有名な歌手(「上を向いて歩こう」の坂本九)や俳優も亡くなっています。

事故を取り上げた書籍は多く、様々な視点から事故の様子が書かれています。

僕はその中の一つ、「墜落遺体(著者飯塚訓)」を読みました。

著者は事故で犠牲になった方の遺体の身元確認作業に関わった方なのですが、遺体の無残さや遺族のいたたまれない様子、作業に携わった人たちの思いを、現場にいたからこそ分かる生々しさで描いています。

飛行機は時速600キロを越える速さで墜落したため、遺体の損傷は激しく、多くは頭部や手足が吹き飛び、また身体の一部(歯、指、皮膚の一部など)しか残らなかったようです。

その描写も傷ましいのですが、本当に心を揺さぶられるのは、遺体を確認する遺族の様子です。

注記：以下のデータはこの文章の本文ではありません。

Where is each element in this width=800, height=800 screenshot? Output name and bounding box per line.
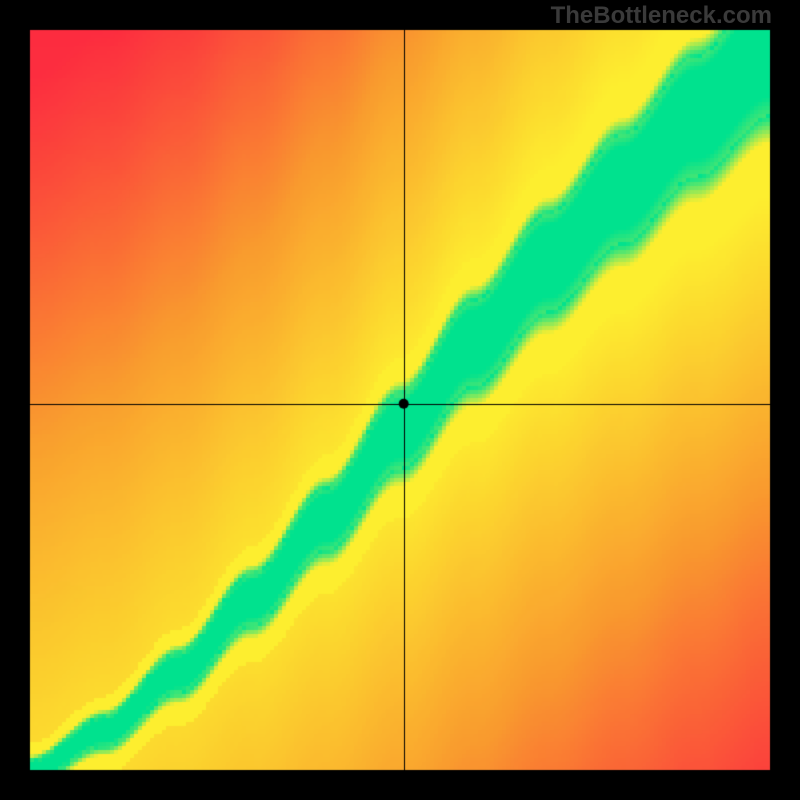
watermark-text: TheBottleneck.com <box>551 2 772 30</box>
chart-container: TheBottleneck.com <box>0 0 800 800</box>
heatmap-canvas <box>0 0 800 800</box>
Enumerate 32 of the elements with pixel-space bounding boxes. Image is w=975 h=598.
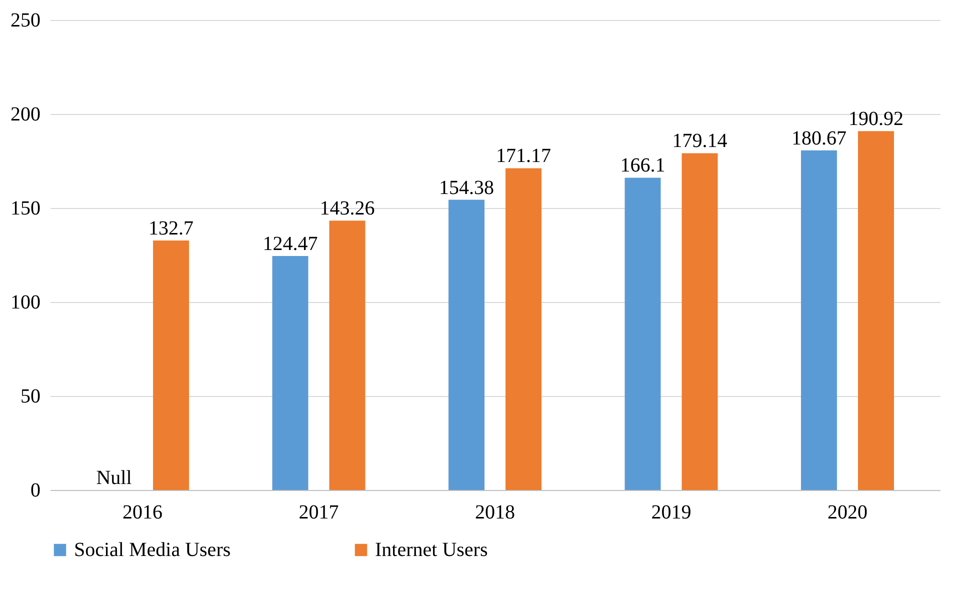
data-label: 132.7: [148, 218, 194, 240]
x-tick-label: 2019: [651, 502, 692, 524]
x-tick-label: 2017: [298, 502, 339, 524]
bar: [624, 178, 661, 490]
x-tick-label: 2018: [475, 502, 515, 524]
data-label: 154.38: [438, 176, 494, 199]
x-tick-label: 2016: [122, 502, 163, 524]
y-tick-label: 150: [10, 198, 40, 220]
bar: [448, 200, 484, 490]
bar: [506, 168, 542, 490]
data-label: 190.92: [848, 108, 904, 130]
data-label: 166.1: [620, 154, 666, 177]
bar: [800, 150, 837, 490]
data-label: 171.17: [496, 145, 552, 168]
y-tick-label: 0: [30, 480, 40, 502]
y-tick-label: 250: [10, 10, 40, 32]
y-tick-label: 100: [10, 292, 40, 314]
data-label: 124.47: [262, 232, 318, 255]
data-label: 180.67: [791, 127, 846, 150]
y-tick-label: 200: [10, 104, 40, 126]
text: Null: [96, 467, 132, 489]
x-tick-label: 2020: [827, 502, 868, 524]
bar: [272, 256, 308, 490]
legend-label: Social Media Users: [74, 539, 231, 561]
data-label: 143.26: [320, 198, 375, 220]
bar: [858, 131, 894, 490]
bar: [153, 240, 190, 490]
bar: [329, 220, 366, 490]
y-tick-label: 50: [20, 386, 40, 408]
data-label: 179.14: [672, 130, 728, 152]
bar: [682, 153, 718, 490]
legend-label: Internet Users: [375, 539, 488, 561]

ついに他の部分が見つからなかった夫の中指を愛おしく触れる女性や、家族を失ったお婆ちゃんが毎日遺体安置所を訪れる姿などは、読んでいて自然と涙が流れてきます。


死はとても恐ろしく、怖いものです。

そんな死を目の前にしたとき、
僕は人間の人間らしさ(良くも悪くも)が最も強く現れる
と思っています。

死を覚悟して家族への感謝と思いを遺書に残した男性。

冷静さを失わなかった客室乗務員。

そして、機体が衝突する最後の瞬間まで決して帰還を諦めなかった機長たち。

誇り高い魂があった事実は、僕を勇気付け、励ましてくれるような気がしました。